Operational aspects at Conklin (Leismer) Airport include a paved runway, designated 09/27, measuring 5251 feet in length, equipped with an Omni-Directional Approach Lighting System. Fuel (JA-1) is available on-site. The airport operates under Prior Permission Required (PPR) conditions, meaning users must obtain permission before landing. Communication is managed via an Aerodrome Traffic Frequency (ATF) / UNICOM, and a Peripheral Station (PAL) Edmonton Center frequency. These operational details highlight its role as a specialized aviation facility catering to the specific needs of the region's industrial activities.
๐ Connection Tips
Conklin (Leismer) Airport (CFM) is a private industrial aerodrome rather than a public passenger airport, so connection planning here belongs entirely in the realm of company logistics. If your trip involves CFM, the practical hub is Edmonton or Calgary, and the final movement to Leismer is a controlled charter or project flight, not a normal airline transfer. That means no meaningful airline-style recovery exists at the airfield itself if timing changes.
The main implication is simple: protect the commercial itinerary at YEG or YYC and treat the Conklin segment as the last, highly specific movement of the day. If a worker transfer, contractor rotation, or project charter is involved, confirm the departure details through the operations team rather than assuming public flight patterns or airport services. This is a site-support airfield, so the schedule is driven by project needs, not by general passenger convenience.
On arrival, the airport process is part of corporate access control, not casual landside movement.
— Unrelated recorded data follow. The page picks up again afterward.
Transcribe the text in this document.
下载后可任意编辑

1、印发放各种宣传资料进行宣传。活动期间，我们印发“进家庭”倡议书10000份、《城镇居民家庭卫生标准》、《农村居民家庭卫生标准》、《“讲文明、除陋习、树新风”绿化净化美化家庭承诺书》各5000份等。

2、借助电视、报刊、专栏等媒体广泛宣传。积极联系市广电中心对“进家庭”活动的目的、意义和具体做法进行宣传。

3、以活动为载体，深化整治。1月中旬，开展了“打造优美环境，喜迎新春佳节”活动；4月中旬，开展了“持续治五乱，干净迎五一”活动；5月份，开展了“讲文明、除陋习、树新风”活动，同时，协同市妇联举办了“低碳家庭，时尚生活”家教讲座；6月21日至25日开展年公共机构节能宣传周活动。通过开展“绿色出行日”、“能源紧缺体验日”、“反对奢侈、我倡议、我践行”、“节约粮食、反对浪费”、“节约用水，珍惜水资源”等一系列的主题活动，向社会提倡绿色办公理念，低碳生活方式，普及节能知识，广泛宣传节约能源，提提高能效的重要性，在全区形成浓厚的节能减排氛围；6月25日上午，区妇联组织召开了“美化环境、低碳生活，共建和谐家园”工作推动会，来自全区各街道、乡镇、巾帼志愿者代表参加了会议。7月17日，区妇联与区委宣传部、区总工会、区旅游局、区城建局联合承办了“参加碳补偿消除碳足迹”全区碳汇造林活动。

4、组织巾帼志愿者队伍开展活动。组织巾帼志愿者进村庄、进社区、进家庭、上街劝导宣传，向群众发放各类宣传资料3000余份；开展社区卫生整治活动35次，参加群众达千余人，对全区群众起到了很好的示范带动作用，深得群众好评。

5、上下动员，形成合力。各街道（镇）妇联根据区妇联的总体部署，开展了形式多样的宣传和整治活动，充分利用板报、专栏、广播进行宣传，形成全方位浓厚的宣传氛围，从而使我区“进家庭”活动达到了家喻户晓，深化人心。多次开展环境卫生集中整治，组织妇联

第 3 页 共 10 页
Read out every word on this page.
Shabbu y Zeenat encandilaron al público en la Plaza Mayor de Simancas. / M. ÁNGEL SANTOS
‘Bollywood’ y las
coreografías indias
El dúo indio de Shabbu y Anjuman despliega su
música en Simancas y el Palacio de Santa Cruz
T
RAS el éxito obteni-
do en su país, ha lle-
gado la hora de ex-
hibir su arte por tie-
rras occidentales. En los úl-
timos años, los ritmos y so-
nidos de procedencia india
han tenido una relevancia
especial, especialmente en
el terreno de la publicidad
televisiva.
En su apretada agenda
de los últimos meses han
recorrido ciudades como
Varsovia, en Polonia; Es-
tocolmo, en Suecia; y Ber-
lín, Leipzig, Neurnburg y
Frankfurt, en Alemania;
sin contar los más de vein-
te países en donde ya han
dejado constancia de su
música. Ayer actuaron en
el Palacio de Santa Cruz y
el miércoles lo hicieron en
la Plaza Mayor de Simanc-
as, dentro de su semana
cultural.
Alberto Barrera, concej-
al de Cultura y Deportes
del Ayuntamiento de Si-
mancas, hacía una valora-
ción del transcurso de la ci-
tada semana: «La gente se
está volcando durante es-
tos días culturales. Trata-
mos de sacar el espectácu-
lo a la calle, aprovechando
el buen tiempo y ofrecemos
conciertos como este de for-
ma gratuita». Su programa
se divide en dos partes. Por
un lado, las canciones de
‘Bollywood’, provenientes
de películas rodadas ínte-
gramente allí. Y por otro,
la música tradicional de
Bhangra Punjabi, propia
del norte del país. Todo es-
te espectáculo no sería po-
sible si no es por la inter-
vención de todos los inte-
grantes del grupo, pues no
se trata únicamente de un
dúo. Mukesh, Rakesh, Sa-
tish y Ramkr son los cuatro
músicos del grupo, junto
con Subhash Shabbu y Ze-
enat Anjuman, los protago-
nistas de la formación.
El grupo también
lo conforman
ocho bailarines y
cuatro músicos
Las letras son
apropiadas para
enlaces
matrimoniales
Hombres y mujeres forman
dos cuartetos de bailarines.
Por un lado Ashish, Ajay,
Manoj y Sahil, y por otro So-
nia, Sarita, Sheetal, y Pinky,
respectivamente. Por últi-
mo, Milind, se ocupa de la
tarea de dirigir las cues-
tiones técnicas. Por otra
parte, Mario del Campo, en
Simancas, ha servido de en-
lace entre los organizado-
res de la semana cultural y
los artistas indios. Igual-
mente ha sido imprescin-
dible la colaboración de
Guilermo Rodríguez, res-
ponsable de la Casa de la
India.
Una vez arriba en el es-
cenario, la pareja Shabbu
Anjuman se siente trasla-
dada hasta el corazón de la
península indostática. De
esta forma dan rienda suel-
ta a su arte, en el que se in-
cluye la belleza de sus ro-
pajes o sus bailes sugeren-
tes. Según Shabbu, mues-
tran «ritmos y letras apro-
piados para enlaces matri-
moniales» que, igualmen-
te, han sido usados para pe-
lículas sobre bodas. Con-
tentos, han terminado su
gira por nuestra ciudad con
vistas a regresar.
You should already know who is meeting you, what transport is taking you to camp or site, and how the plan changes if the inbound airline is late. CFM works best when the whole trip is stitched together before departure: commercial hub protected, company charter confirmed, local transfer assigned, and enough buffer in Alberta that a late inbound does not break the only workable connection to the project airfield.